Di Kampung Sungai Pedado, hanya ada satu Sekolah Dasar (SD). Jika ingin melanjutkan pendidikan ke jenjang menengah, para remaja harus menempuh perjalanan selama 20 menit sampai ke pusat kelurahan. Mereka harus berangkat pagi benar menggunakan perahu mesin untuk menyusuri sungai yang membelah perkampungan.

Imbas dari tingkat pendidikan yang rendah semakin mempersempit ragam profesi. Walhasil, mata pencaharian masyarakat Kampung Sungai Pedado pun hanya terbatas pada keterampilan pertanian dan perikanan tradisional skala kecil.

Hidup di kawasan kota besar dengan pendidikan dan keahlian yang terbatas menjadikan warga Sungai Pedado semakin terpinggirkan. Mereka yang tersisih itu terpaksa tinggal di pesisir bengawan, mendirikan rumah-rumah panggung dan dikepung oleh sistem sanitasi yang jauh dari kata ideal.

Berawal dari kegelisahan

Melihat potret kehidupan masyarakat di Kampung Sungai Pedado, sekelompok pemuda yang dimotori oleh Evan Saputra (28) berinisiatif menggagas berdirinya sebuah kelompok belajar dengan nama Rumah Belajar Ceria (RBC).

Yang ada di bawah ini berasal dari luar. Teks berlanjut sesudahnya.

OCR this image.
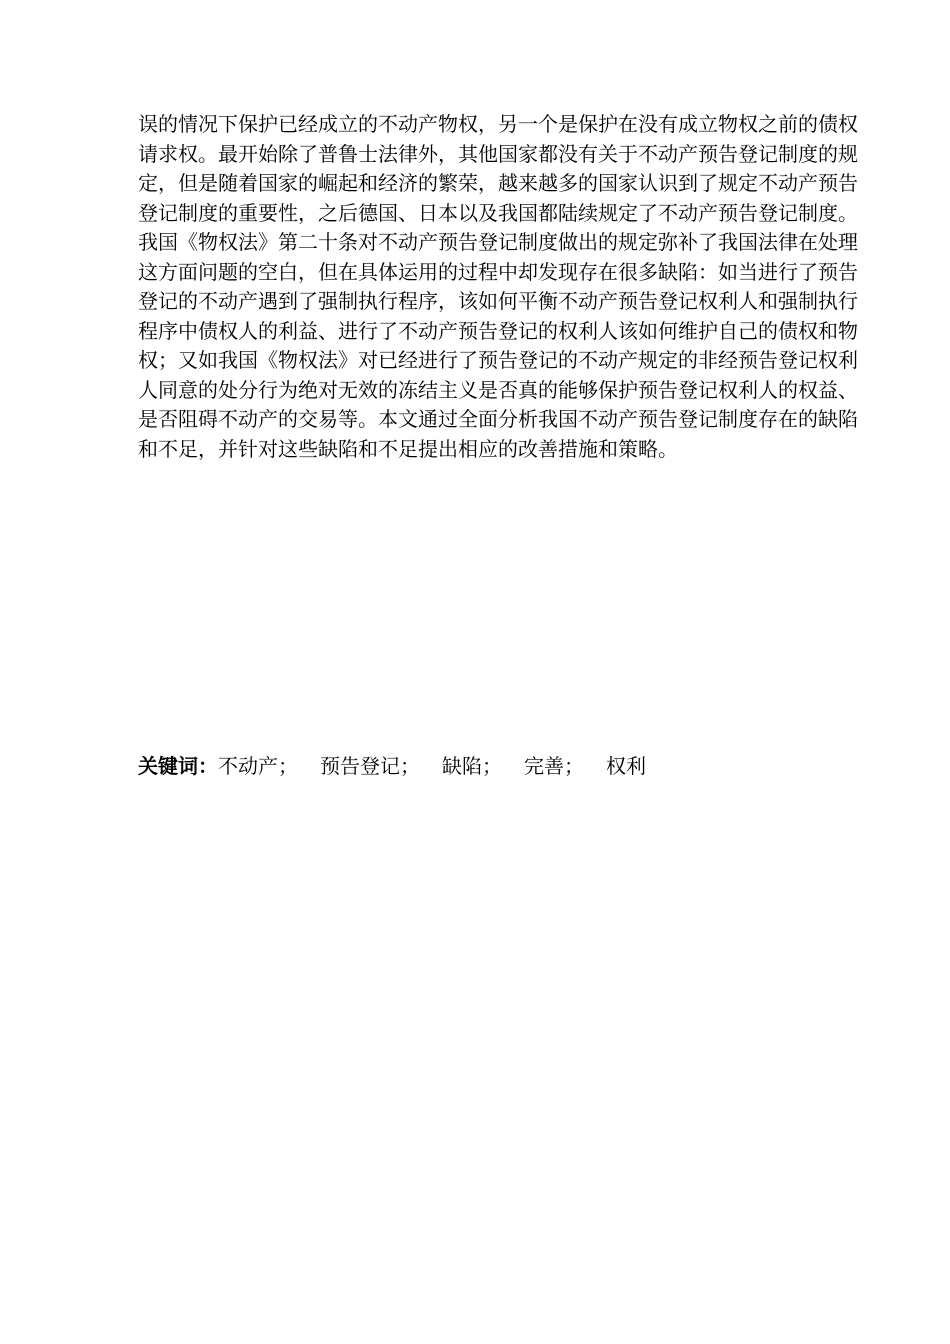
误的情况下保护已经成立的不动产物权，另一个是保护在没有成立物权之前的债权请求权。最开始除了普鲁士法律外，其他国家都没有关于不动产预告登记制度的规定，但是随着国家的崛起和经济的繁荣，越来越多的国家认识到了规定不动产预告登记制度的重要性，之后德国、日本以及我国都陆续规定了不动产预告登记制度。我国《物权法》第二十条对不动产预告登记制度做出的规定弥补了我国法律在处理这方面问题的空白，但在具体运用的过程中却发现存在很多缺陷：如当进行了预告登记的不动产遇到了强制执行程序，该如何平衡不动产预告登记权利人和强制执行程序中债权人的利益、进行了不动产预告登记的权利人该如何维护自己的债权和物权；又如我国《物权法》对已经进行了预告登记的不动产规定的非经预告登记权利人同意的处分行为绝对无效的冻结主义是否真的能够保护预告登记权利人的权益、是否阻碍不动产的交易等。本文通过全面分析我国不动产预告登记制度存在的缺陷和不足，并针对这些缺陷和不足提出相应的改善措施和策略。

关键词：不动产； 预告登记； 缺陷； 完善； 权利
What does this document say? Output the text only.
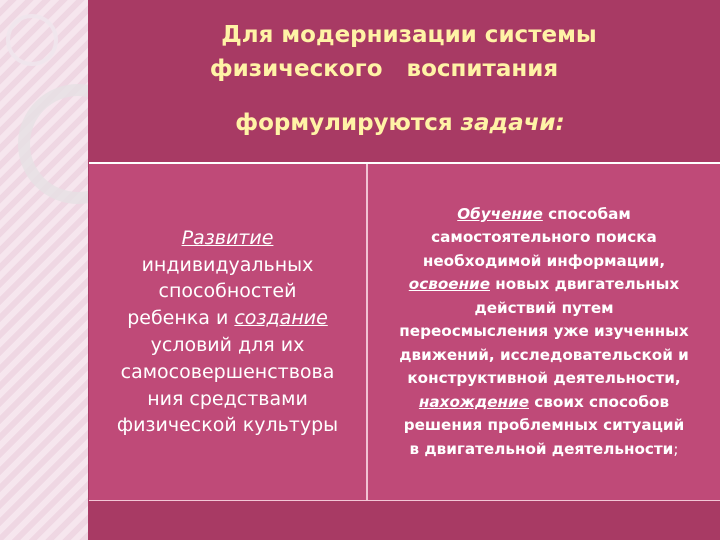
Для модернизации системы
физического   воспитания
формулируются задачи:
Развитие
индивидуальных
способностей
ребенка и создание
условий для их
самосовершенствова
ния средствами
физической культуры
Обучение способам
самостоятельного поиска
необходимой информации,
освоение новых двигательных
действий путем
переосмысления уже изученных
движений, исследовательской и
конструктивной деятельности,
нахождение своих способов
решения проблемных ситуаций
в двигательной деятельности;
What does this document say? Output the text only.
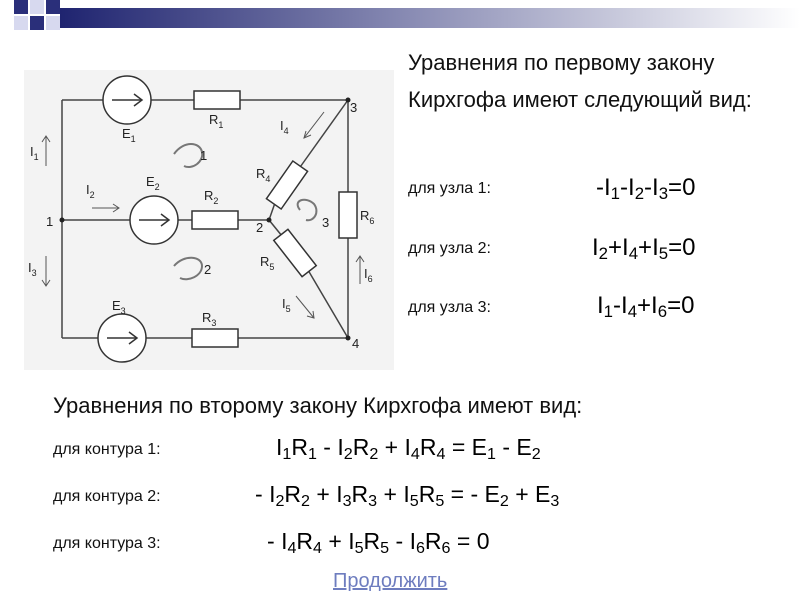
$E_1$
$E_2$
$E_3$
$R_1$
$R_2$
$R_3$
$R_4$
$R_5$
$R_6$
$I_1$
$I_2$
$I_3$
$I_4$
$I_5$
$I_6$
1	2
3
4
1
3
2
Уравнения по первому закону Кирхгофа имеют следующий вид:
для узла 1:	$-I_1-I_2-I_3=0$
для узла 2:	$I_2+I_4+I_5=0$
для узла 3:	$I_1-I_4+I_6=0$
Уравнения по второму закону Кирхгофа имеют вид:
для контура 1:	$I_1R_1 - I_2R_2 + I_4R_4 = E_1 - E_2$
для контура 2:	- $I_2R_2 + I_3R_3 + I_5R_5$ = - $E_2 + E_3$
для контура 3:	- $I_4R_4 + I_5R_5 - I_6R_6 = 0$
Продолжить
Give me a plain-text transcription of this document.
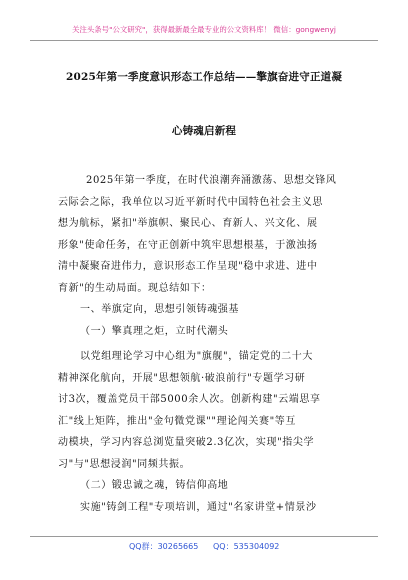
关注头条号"公文研究"，获得最新最全最专业的公文资料库！ 微信：gongwenyj
2025年第一季度意识形态工作总结——擎旗奋进守正道凝
心铸魂启新程
2025年第一季度，在时代浪潮奔涌激荡、思想交锋风
云际会之际，我单位以习近平新时代中国特色社会主义思
想为航标，紧扣"举旗帜、聚民心、育新人、兴文化、展
形象"使命任务，在守正创新中筑牢思想根基，于激浊扬
清中凝聚奋进伟力，意识形态工作呈现"稳中求进、进中
育新"的生动局面。现总结如下：
一、举旗定向，思想引领铸魂强基
（一）擎真理之炬，立时代潮头
以党组理论学习中心组为"旗舰"，锚定党的二十大
精神深化航向，开展"思想领航·破浪前行"专题学习研
讨3次，覆盖党员干部5000余人次。创新构建"云端思享
汇"线上矩阵，推出"金句微党课""理论闯关赛"等互
动模块，学习内容总浏览量突破2.3亿次，实现"指尖学
习"与"思想浸润"同频共振。
（二）锻忠诚之魂，铸信仰高地
实施"铸剑工程"专项培训，通过"名家讲堂+情景沙
QQ群：30265665 QQ：535304092
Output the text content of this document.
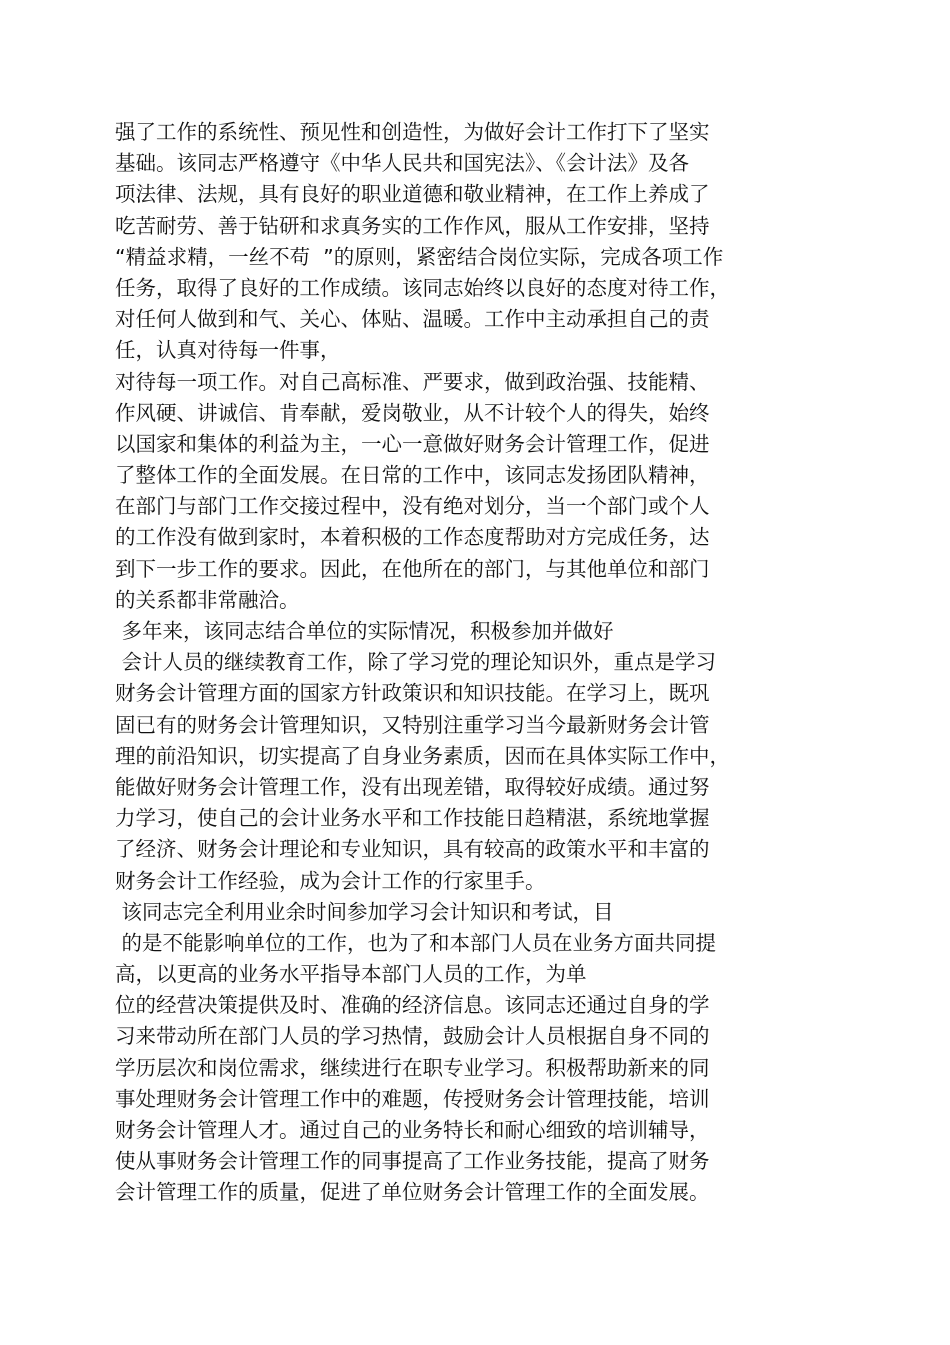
强了工作的系统性、预见性和创造性，为做好会计工作打下了坚实
基础。该同志严格遵守《中华人民共和国宪法》、《会计法》及各
项法律、法规，具有良好的职业道德和敬业精神，在工作上养成了
吃苦耐劳、善于钻研和求真务实的工作作风，服从工作安排，坚持
“精益求精，一丝不苟  ”的原则，紧密结合岗位实际，完成各项工作
任务，取得了良好的工作成绩。该同志始终以良好的态度对待工作，
对任何人做到和气、关心、体贴、温暖。工作中主动承担自己的责
任，认真对待每一件事，
对待每一项工作。对自己高标准、严要求，做到政治强、技能精、
作风硬、讲诚信、肯奉献，爱岗敬业，从不计较个人的得失，始终
以国家和集体的利益为主，一心一意做好财务会计管理工作，促进
了整体工作的全面发展。在日常的工作中，该同志发扬团队精神，
在部门与部门工作交接过程中，没有绝对划分，当一个部门或个人
的工作没有做到家时，本着积极的工作态度帮助对方完成任务，达
到下一步工作的要求。因此，在他所在的部门，与其他单位和部门
的关系都非常融洽。
多年来，该同志结合单位的实际情况，积极参加并做好
会计人员的继续教育工作，除了学习党的理论知识外，重点是学习
财务会计管理方面的国家方针政策识和知识技能。在学习上，既巩
固已有的财务会计管理知识，又特别注重学习当今最新财务会计管
理的前沿知识，切实提高了自身业务素质，因而在具体实际工作中，
能做好财务会计管理工作，没有出现差错，取得较好成绩。通过努
力学习，使自己的会计业务水平和工作技能日趋精湛，系统地掌握
了经济、财务会计理论和专业知识，具有较高的政策水平和丰富的
财务会计工作经验，成为会计工作的行家里手。
该同志完全利用业余时间参加学习会计知识和考试，目
的是不能影响单位的工作，也为了和本部门人员在业务方面共同提
高，以更高的业务水平指导本部门人员的工作，为单
位的经营决策提供及时、准确的经济信息。该同志还通过自身的学
习来带动所在部门人员的学习热情，鼓励会计人员根据自身不同的
学历层次和岗位需求，继续进行在职专业学习。积极帮助新来的同
事处理财务会计管理工作中的难题，传授财务会计管理技能，培训
财务会计管理人才。通过自己的业务特长和耐心细致的培训辅导，
使从事财务会计管理工作的同事提高了工作业务技能，提高了财务
会计管理工作的质量，促进了单位财务会计管理工作的全面发展。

Mereka, para pejuang literasi tersebut, adalah Amirul Wahid, Erwin Tarzani, Ratna Mahardika, Ismi Yuliana, Tria Gustiningsih, Melta Triwesah dan Damayanti Pratiwi. Mereka gelisah melihat kondisi warga di kampung ini.

“Kami prihatin melihat kondisi Kampung Sungai Pedado yang selalu menjadi anak tiri pembangunan. Saat itu yang terlintas di kepala kami adalah bagaimana mengubah kesadaran literasi lebih dulu. Karena ketika masyarakat sudah terbuka wawasannya, mereka akan lebih mudah untuk menerima inovasi demi kehidupan lebih baik,” katanya.

Evan yang menyelesaikan studi di Sekolah Tinggi Akuntansi Negara (STAN) ini menceritakan, embrio RBC tercetus pada awal tahun 2014.

Evan dan delapan pendiri itu membutuhkan waktu berbulan-bulan untuk masuk ke dalam lingkungan sosial Kampung Sungai Pedado.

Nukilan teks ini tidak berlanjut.